PDBsum entry 4rxh

Transport protein

PDB id: 4rxh

Contents

Protein chain

421 a.a.

Ligands

LYS-LYS-ARG-LYS-VAL

PRO-PRO-LYS-LYS-LYS-ARG-LYS-VAL

Waters ×349

PDB id:

4rxh

Name:

Transport protein

Title:

Crystal structure of importin-alpha from neurospora crassa complexed with sv40nls

Structure:

Importin subunit alpha. Chain: b. Engineered: yes. Large t antigen. Chain: a, c. Synonym: lt, lt-ag. Engineered: yes

Source:

Neurospora crassa. Organism_taxid: 5141. Strain: fgsc 9718. Gene: 3h10.030. Expressed in: escherichia coli. Expression_system_taxid: 562. Synthetic: yes. Simian virus 40. Sv40.

Resolution:

1.76Å R-factor: 0.184 R-free: 0.211

Authors:

N.E.Bernardes,A.A.S.Takeda,M.R.M.Fontes

Key ref:

N.E.Bernardes et al. (2015). Structure of Importin-α from a Filamentous Fungus in Complex with a Classical Nuclear Localization Signal.
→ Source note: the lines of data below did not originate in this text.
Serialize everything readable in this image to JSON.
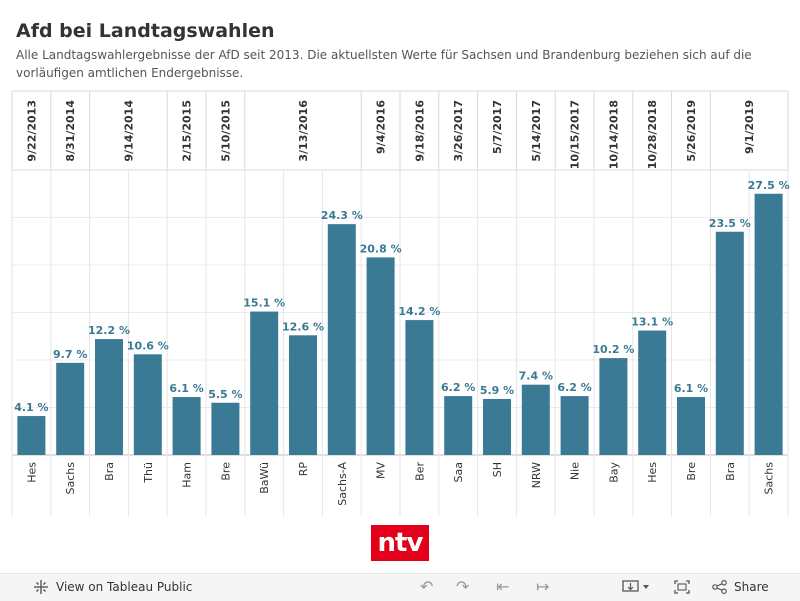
{
  "header": {
    "title": "Afd bei Landtagswahlen",
    "subtitle": "Alle Landtagswahlergebnisse der AfD seit 2013. Die aktuellsten Werte für Sachsen und Brandenburg beziehen sich auf die vorläufigen amtlichen Endergebnisse."
  },
  "chart_data": {
    "type": "bar",
    "title": "Afd bei Landtagswahlen",
    "bar_color": "#3a7a94",
    "label_color": "#3a7a94",
    "ylim": [
      0,
      30
    ],
    "grid": true,
    "date_groups": [
      {
        "label": "9/22/2013",
        "count": 1
      },
      {
        "label": "8/31/2014",
        "count": 1
      },
      {
        "label": "9/14/2014",
        "count": 2
      },
      {
        "label": "2/15/2015",
        "count": 1
      },
      {
        "label": "5/10/2015",
        "count": 1
      },
      {
        "label": "3/13/2016",
        "count": 3
      },
      {
        "label": "9/4/2016",
        "count": 1
      },
      {
        "label": "9/18/2016",
        "count": 1
      },
      {
        "label": "3/26/2017",
        "count": 1
      },
      {
        "label": "5/7/2017",
        "count": 1
      },
      {
        "label": "5/14/2017",
        "count": 1
      },
      {
        "label": "10/15/2017",
        "count": 1
      },
      {
        "label": "10/14/2018",
        "count": 1
      },
      {
        "label": "10/28/2018",
        "count": 1
      },
      {
        "label": "5/26/2019",
        "count": 1
      },
      {
        "label": "9/1/2019",
        "count": 2
      }
    ],
    "categories": [
      "Hes",
      "Sachs",
      "Bra",
      "Thü",
      "Ham",
      "Bre",
      "BaWü",
      "RP",
      "Sachs-A",
      "MV",
      "Ber",
      "Saa",
      "SH",
      "NRW",
      "Nie",
      "Bay",
      "Hes",
      "Bre",
      "Bra",
      "Sachs"
    ],
    "values": [
      4.1,
      9.7,
      12.2,
      10.6,
      6.1,
      5.5,
      15.1,
      12.6,
      24.3,
      20.8,
      14.2,
      6.2,
      5.9,
      7.4,
      6.2,
      10.2,
      13.1,
      6.1,
      23.5,
      27.5
    ],
    "value_labels": [
      "4.1 %",
      "9.7 %",
      "12.2 %",
      "10.6 %",
      "6.1 %",
      "5.5 %",
      "15.1 %",
      "12.6 %",
      "24.3 %",
      "20.8 %",
      "14.2 %",
      "6.2 %",
      "5.9 %",
      "7.4 %",
      "6.2 %",
      "10.2 %",
      "13.1 %",
      "6.1 %",
      "23.5 %",
      "27.5 %"
    ]
  },
  "logo": {
    "text": "ntv",
    "color": "#e2001a"
  },
  "footer": {
    "view_label": "View on Tableau Public",
    "share_label": "Share",
    "icons": [
      "tableau-icon",
      "undo-icon",
      "redo-icon",
      "revert-icon",
      "forward-icon",
      "download-icon",
      "fullscreen-icon",
      "share-icon"
    ]
  }
}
Plos One, 10, e0128687. PubMed id: 26091498 DOI: 10.1371/journal.pone.0128687

Date:

11-Dec-14 Release date: 01-Jul-15

Protein chain

Q9C2K9  (Q9C2K9_NEUCS) -  Importin subunit alpha from Neurospora crassa

Seq: 548 a.a.

Struc: 421 a.a.

Enzyme reactions

• Enzyme class: E.C.?

DOI no: 10.1371/journal.pone.0128687

Plos One 10:e0128687 (2015)

PubMed id: 26091498

Structure of Importin-α from a Filamentous Fungus in Complex with a Classical Nuclear Localization Signal.

N.E.Bernardes, A.A.Takeda, T.R.Dreyer, F.Z.Freitas, M.C.Bertolini, M.R.Fontes.

ABSTRACT

Neurospora crassa is a filamentous fungus that has been extensively studied as a model organism for eukaryotic biology, providing fundamental insights into cellular processes such as cell signaling, growth and differentiation. To advance in the study of this multicellular organism, an understanding of the specific mechanisms for protein transport into the cell nucleus is essential. Importin-α (Imp-α) is the receptor for cargo proteins that contain specific nuclear localization signals (NLSs) that play a key role in the classical nuclear import pathway. Structures of Imp-α from different organisms (yeast, rice, mouse, and human) have been determined, revealing that this receptor possesses a conserved structural scaffold. However, recent studies have demonstrated that the Impα mechanism of action may vary significantly for different organisms or for different isoforms from the same organism. Therefore, structural, functional, and biophysical characterization of different Impα proteins is necessary to understand the selectivity of nuclear transport. Here, we determined the first crystal structure of an Impα from a filamentous fungus which is also the highest resolution Impα structure already solved to date (1.75 Å). In addition, we performed calorimetric analysis to determine the affinity and thermodynamic parameters of the interaction between Imp-α and the classical SV40 NLS peptide. The comparison of these data with previous studies on Impα proteins led us to demonstrate that N. crassa Imp-α possess specific features that are distinct from mammalian Imp-α but exhibit important similarities to rice Imp-α, particularly at the minor NLS binding site.